A concluding note - economic growth and living standards
Economic growth can be expected to impact on living standards, but improved living standards measured as improvements in human development, involving improved human capital or reduced income inequalities, are major factors contributing to economic growth.
A concluding note - economic growth and unemployment
Economic growth may lower cyclical or structural unemployment, but reductions in unemployment can contribute to economic growth by making better use of available resources (movement closer to the economy's production possibilities curve (PPC).
A concluding note - economic growth and inflation
Economic growth may contribute to a higher rate of inflation, but a high rate of inflation may contribute to lower economic growth, by discouraging investment.
A concluding note - economic growth and the distribution of income
Economic growth can make the distribution of income more or less equal (equitable), but a more equal distribution of income has a positive effect on growth.
A concluding note - economic growth and the current account of the balance of payments
Economic growth may worsen the current account, but a serious current account deficit can lower economic growth by increasing the need for foreign borrowing.

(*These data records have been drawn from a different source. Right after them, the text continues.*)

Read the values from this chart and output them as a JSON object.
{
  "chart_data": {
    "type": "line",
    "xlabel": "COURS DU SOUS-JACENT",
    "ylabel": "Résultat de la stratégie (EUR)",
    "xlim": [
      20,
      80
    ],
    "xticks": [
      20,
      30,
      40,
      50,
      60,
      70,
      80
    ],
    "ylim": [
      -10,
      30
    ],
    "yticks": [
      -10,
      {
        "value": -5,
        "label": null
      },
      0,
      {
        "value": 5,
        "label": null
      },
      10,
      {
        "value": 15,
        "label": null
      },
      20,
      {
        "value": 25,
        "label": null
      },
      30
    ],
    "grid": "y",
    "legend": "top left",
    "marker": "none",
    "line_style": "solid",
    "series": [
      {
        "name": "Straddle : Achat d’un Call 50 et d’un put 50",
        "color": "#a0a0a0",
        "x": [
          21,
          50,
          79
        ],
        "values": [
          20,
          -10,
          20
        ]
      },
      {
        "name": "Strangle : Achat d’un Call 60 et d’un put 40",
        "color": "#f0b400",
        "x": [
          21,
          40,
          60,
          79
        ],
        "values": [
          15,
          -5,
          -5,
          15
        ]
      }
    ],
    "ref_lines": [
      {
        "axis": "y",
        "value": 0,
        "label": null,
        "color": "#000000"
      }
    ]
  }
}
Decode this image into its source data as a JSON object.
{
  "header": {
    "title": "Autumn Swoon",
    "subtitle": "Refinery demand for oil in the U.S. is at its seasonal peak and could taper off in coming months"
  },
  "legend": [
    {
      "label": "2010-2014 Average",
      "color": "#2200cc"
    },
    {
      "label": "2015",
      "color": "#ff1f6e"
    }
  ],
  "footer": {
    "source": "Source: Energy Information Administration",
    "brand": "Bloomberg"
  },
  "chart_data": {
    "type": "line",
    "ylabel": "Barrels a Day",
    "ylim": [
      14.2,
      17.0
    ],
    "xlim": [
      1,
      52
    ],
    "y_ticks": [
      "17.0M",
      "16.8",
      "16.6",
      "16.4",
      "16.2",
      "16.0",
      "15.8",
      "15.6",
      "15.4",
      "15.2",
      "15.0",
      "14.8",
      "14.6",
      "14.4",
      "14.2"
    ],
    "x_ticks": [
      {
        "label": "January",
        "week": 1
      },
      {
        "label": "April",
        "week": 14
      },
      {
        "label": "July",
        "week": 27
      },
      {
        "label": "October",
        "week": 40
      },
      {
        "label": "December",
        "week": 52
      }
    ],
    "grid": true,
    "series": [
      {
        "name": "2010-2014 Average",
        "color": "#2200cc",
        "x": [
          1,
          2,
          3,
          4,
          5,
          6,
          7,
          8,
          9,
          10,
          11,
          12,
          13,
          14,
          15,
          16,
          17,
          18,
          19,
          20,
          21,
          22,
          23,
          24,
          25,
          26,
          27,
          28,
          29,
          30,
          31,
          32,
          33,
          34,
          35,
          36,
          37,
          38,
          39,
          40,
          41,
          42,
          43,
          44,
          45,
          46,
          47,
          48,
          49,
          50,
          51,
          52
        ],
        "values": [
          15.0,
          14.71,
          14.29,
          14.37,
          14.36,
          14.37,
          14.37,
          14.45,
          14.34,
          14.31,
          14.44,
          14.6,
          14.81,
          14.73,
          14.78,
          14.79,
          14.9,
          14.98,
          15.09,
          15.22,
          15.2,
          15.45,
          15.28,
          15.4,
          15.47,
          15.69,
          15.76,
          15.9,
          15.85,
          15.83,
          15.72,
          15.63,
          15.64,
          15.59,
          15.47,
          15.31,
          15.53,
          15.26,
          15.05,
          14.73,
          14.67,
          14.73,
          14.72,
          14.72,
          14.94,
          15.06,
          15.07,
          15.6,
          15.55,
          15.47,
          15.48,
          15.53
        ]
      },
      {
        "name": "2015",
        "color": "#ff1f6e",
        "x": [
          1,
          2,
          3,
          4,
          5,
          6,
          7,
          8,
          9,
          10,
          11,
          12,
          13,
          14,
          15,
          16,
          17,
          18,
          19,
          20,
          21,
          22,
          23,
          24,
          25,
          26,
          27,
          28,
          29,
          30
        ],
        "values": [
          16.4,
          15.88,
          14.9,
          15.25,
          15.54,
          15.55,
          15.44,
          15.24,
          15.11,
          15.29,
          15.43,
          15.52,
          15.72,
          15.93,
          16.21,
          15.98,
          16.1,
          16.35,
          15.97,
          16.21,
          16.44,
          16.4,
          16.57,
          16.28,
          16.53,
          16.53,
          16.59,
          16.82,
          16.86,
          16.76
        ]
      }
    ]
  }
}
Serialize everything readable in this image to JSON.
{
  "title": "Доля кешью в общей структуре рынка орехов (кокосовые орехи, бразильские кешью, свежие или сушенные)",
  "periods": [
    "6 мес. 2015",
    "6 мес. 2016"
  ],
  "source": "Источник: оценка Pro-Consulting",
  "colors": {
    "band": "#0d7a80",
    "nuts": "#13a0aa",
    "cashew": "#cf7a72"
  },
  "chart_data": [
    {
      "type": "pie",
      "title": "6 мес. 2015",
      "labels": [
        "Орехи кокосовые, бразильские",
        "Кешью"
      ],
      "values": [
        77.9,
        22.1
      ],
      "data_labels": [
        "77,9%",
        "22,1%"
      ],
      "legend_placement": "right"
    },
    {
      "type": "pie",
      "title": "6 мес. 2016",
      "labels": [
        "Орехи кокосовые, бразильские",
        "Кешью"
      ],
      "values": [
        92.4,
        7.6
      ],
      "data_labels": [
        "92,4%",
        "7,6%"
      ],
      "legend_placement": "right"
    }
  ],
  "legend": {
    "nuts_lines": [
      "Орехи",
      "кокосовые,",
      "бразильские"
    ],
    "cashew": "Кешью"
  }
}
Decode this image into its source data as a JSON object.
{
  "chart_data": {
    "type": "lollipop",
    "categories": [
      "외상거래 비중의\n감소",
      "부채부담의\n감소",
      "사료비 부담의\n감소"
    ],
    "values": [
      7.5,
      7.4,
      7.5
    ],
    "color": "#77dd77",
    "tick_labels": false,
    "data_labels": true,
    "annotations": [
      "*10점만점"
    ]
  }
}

A concluding note - economic growth and sustainability
Economic growth that ignores the effects on the environment leads to environmental unsustainability, but unsustainability also leads to lower economic growth due to destruction of common access resources. On the other hand, economic growth based on the principle of sustainable development leads to environmental preservation, which in turn can be expected to lead to higher economic growth in the future.
A concluding note the impact of economic growth
The likelihood of a two-way causality, where economic growth impacts upon factors such as the above, and where these factors in turn impact upon economic growth, sometimes makes it difficult in the real world to determine what causes what.